Aku kerapkali kehilangan arah dalam tidur-tidurku yang panjang. Aku tenggelam dalam mimpi-mimpi yang menggairahkan. Lebih menyenangkan hidup di dalam mimpi, ketimbang menjalani pagi demi pagi yang membosankan. Pada pengembaraanku yang tak tentu arah itu, kadang-kadang, bila aku sedang beruntung, aku akan menemukan sebuah makna. Bahkan terkadang malah cinta.
Aku adalah keinginan yang tertidur di awal malam. Hanya mampu melayari mimpi demi mimpi. Janji demi janji. Haruskah aku menyerah? Mampukah aku menyerah? Malam begitu erat memeluk. Nafasku pun turut takluk. Sedangkan dirimu bermain bersama angan-angan.
Kau tahu, mengapa angin lebih memilih bersahabat denganmu? Karena angin terlalu pengecut untuk menjadikanmu musuhnya.
Angin memang pengecut, tapi juga picik. Demi menjatuhkanmu, angin bersekongkol dengan hujan dan badai. Rintik hujan memang menyakitkan, apalagi jika disambut dengan wajah yang menengadah. Pun dengan petir. Akan selalu memekakkan daun telinga.
Tapi tunggu. Ketinganya juga tak mampu menyusutkan semangatmu menjemput tanggung jawabmu. Menyusuri setiap jalanan Tanjungsari-Ringinsari,Ringinsari-Tanjungsari, dan tak lupa tanjakan gedung hijau.
Iya. Ini tentang kamu. Mokhamad Abdul Azis, Ketum HMI Komda pertama yang melayaniku.
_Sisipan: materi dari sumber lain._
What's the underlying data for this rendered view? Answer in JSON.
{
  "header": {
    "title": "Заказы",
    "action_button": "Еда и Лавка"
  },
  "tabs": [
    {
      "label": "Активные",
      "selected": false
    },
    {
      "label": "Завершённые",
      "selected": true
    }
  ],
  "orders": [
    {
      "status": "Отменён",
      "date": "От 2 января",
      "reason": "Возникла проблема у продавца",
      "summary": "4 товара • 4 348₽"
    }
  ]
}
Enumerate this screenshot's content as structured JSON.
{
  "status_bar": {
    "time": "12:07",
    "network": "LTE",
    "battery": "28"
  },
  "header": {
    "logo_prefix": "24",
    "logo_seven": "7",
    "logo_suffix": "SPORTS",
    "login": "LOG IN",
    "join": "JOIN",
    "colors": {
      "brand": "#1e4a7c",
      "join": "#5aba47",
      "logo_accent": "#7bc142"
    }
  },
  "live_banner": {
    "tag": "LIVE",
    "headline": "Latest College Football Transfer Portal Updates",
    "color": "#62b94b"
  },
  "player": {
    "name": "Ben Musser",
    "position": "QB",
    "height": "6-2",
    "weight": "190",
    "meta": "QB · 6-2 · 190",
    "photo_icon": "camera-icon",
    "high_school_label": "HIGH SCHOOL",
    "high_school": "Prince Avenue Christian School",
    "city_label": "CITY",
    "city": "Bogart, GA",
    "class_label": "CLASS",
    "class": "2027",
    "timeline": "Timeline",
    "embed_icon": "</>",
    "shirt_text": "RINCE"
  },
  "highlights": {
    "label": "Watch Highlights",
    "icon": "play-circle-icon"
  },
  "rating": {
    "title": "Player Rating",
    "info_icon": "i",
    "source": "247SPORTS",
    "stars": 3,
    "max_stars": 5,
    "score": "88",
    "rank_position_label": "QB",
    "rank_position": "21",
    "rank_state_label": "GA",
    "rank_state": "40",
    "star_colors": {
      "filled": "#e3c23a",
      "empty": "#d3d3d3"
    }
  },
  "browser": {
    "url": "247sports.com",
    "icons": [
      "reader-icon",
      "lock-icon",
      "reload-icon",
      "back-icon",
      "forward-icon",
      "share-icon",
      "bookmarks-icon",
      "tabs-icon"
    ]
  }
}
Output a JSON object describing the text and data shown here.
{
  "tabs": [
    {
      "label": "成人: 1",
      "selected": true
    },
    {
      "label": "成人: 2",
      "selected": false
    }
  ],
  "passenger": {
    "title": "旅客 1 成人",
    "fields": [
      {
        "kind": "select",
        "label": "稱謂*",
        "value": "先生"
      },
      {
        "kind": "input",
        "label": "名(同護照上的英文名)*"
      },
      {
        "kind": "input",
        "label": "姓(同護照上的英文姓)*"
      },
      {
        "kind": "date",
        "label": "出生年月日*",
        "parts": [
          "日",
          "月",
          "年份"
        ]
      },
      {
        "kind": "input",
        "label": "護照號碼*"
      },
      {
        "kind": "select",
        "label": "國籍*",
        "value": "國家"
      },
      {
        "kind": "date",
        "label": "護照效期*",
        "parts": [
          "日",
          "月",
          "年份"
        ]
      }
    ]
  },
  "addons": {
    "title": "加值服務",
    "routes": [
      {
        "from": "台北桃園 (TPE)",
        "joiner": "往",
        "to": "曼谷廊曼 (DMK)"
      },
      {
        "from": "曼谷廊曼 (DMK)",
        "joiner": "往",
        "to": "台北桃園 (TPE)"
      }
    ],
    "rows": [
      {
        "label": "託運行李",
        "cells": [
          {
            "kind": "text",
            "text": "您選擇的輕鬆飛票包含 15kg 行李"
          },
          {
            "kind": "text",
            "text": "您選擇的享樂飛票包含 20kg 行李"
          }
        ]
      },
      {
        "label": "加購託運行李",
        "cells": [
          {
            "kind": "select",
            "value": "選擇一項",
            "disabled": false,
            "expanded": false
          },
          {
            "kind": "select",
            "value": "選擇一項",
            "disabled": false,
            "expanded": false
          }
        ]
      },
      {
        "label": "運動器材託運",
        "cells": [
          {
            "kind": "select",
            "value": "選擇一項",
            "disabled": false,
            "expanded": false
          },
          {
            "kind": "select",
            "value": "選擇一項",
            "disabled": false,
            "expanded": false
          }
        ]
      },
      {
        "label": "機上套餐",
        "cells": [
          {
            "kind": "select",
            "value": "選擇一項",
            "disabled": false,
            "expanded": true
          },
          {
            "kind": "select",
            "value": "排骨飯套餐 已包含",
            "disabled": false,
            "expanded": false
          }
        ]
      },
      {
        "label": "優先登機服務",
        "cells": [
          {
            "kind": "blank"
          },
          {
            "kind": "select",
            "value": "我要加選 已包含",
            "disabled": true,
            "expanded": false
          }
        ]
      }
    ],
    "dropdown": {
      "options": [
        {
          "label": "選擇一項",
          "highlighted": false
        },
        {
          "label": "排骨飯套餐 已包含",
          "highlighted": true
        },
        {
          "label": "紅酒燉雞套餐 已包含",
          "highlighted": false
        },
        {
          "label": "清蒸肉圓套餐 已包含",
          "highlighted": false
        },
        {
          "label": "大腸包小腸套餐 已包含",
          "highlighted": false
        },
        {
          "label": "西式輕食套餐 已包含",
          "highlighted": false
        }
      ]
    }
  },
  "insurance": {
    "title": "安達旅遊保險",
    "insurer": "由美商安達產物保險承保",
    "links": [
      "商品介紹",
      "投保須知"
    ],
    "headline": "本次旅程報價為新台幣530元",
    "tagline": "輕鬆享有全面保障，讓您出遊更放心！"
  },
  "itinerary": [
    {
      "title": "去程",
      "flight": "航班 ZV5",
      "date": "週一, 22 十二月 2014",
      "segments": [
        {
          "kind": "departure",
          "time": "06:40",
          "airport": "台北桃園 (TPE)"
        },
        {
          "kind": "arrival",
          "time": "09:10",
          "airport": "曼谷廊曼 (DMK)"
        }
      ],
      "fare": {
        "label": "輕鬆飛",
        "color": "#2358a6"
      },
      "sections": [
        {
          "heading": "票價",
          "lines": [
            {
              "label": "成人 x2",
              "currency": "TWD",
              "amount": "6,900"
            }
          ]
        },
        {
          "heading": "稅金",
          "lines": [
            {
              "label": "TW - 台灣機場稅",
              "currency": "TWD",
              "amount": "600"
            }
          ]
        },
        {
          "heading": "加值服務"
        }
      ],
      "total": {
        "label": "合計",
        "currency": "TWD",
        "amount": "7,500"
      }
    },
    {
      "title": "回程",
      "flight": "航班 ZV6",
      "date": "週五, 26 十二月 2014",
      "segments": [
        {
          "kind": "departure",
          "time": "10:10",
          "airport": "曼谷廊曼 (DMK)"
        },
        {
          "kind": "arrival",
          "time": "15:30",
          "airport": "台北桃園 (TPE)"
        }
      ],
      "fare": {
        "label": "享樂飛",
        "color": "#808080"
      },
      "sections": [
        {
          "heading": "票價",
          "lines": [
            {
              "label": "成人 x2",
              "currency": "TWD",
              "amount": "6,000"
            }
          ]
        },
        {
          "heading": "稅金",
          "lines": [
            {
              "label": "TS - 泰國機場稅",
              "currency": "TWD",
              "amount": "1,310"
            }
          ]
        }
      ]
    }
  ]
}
Manusia adalah makhluk penipu, dan pemalsu. Siapakah yang benar-benar berkata jujur di masa sekarang ini. Dari seribu ungkapan kebenaran, seringkali terselip satu kebohongan. Kadang kebohongan itu adalah pemanis, kadang kebohongan itu adalah penepis. Kita tidak pernah benar-benar tahu. Misalnya saja sosok yang berada di samping kita saat ini. Siapakah dia? Benarkah dia kepada kita?
Belum lagi permainan-permainan Dunia yang semarak di bawah naungan matahari, dan semakin gemerlap pada malam yang bermandikan cahaya bulan. Jika ada satu harapan yang layak dimiliki Bumi, harapan itu tentu bukan ada padaku. Aku hanya pengalah yang selalu kalah. Aku mengembara dari satu mimpi ke mimpi yang lain. Menari di atas kegelapan yang getir dan sedih.
Aku memejamkan mataku. Perlahan, datang suara-suara masa lalu. Beberapa serupa mimpi. Beberapa adalah janji. Mataku tetap terpejam. Hatiku tetap terdiam. Hanya rinduku, yang lantang berteriak. Menembus batas-batas waktu. Mencari siapa jatidiriku. Yang dahulu hilang bersama angin pagi. Meninggalkan sekeping idealisme di depan pintu.Pintu masuk sebuah gedung serba hijau, namun selalu kuning yang nampak di pelupuk mata.
"Mahasiswa harus segera bangun dan mengambil sikap. Jangan sampai kampus kita tercinta ini menjadi kandang ayam"
Gaung lantang suaramu menggema ke segenap penjuru. Orasimu terdengar sendu, tapi lebih merdu dari sajak Gibran. Riuh cengkok suaramu penuh parau, serupa raungan singa yang siap menikam.